West Ham United appear to be ready to get serious. Football’s most fanciful club are ready to get back to basics and appoint a manager in Sam Allardyce that will offer some structure to a dream turned nightmare that began back in the summer 2006.

They were heady days for West Ham. Beaten narrowly by Liverpool in one of the great FA Cup Finals, they were stood in a position familiar to many - just a couple of world class players away from joining the big boys. And then it happened. Well the couple of world class players bit did.

Alan Pardew stood next to Javier Mascherano and Carlo Tevez in on a sunny day in August not sure of what now to do with Hayden Mullins. It had all gone a little wayward. It was just the beginning. That season was to see West Ham embark on a joyride that would gatecrash other teams around them by picking off their best players.

It is often said that teams need an ’English base’ in the Premier League when money is thrown at them to get to the top in double quick time and West Ham followed that particular rule to the letter. Robert Green arrived from Norwich City, Lee Bowyer arrived ’home’ from Newcastle to great fanfare and with Mathew Upson a big money addition from Birmingham in the January, the Hammers had themselves an English spine that club could build on for years to come. An investment in football’s top tier you might say.

And five years on it has become a soccer train-wreck.

The highlights of this period in West Ham history will centre on the Mascherano/Tevez affair that cost the club millions in fines and lost so much goodwill in the game.
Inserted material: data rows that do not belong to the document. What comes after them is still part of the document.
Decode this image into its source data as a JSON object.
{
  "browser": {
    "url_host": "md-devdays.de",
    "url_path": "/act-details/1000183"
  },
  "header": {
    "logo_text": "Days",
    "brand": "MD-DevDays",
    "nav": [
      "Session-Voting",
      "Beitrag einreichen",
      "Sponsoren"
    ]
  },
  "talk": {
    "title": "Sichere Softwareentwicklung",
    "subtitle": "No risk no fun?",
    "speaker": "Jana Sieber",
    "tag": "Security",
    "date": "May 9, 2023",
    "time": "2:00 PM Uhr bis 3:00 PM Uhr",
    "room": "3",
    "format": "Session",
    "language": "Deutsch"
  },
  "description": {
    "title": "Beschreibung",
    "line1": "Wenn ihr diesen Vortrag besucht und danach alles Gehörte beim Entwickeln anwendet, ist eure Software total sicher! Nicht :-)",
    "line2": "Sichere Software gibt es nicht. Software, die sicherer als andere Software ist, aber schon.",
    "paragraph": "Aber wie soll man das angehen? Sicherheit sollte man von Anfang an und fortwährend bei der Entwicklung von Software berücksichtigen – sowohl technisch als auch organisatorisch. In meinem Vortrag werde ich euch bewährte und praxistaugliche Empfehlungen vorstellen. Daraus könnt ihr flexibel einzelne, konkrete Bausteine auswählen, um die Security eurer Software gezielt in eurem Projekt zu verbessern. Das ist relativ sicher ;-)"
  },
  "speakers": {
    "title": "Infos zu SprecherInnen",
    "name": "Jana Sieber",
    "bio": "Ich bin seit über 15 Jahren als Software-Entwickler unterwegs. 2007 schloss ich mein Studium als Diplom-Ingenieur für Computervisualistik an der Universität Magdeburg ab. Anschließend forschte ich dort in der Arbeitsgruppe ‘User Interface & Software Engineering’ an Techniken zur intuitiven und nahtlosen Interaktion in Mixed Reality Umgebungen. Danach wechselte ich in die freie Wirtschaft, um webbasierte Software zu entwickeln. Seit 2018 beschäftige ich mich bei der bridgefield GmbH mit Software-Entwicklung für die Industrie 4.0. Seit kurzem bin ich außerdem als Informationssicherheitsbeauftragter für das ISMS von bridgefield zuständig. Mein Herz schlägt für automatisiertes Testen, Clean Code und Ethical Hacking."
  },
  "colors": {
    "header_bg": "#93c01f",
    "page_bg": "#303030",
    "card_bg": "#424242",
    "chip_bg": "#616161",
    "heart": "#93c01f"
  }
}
The ‘evil agents’ once again feel the brunt of the public’s ire.

Yet, a little closer look at history sheds new light on what went wrong. Indeed, the poor acquisition of English players on no doubt crippling wages appear to be what has tormented the club through the years that followed. It was certainly not ’the Carlos Tevez affair’ that put West Ham in the championship.

Tevez has put right his reputation in English football. The move to Manchester was a success on two fronts and he had largely redeemed himself by putting in performances that prolonged the Hammers’ inevitable decline.

Javier Mascherano took longer to rebuild his image. He joined Tevez as a Champions League winner in 2011.

The English spine of the side has fared poorly in comparison.

It is a lesson learned that investments can go up and down. West Ham paid a high price for the Argentines and sold low. As for the others in this summer? You can have them all for free as they head a spectacular list of bargain bin Bosman’s that hang like a dark Icelandic volcanic ash cloud over a great club.

Claret and Blue No Fee Five-a-side
Robert Green; Matthew Upson; Lucas Neill; Lee Bowyer; Keiron Dyer.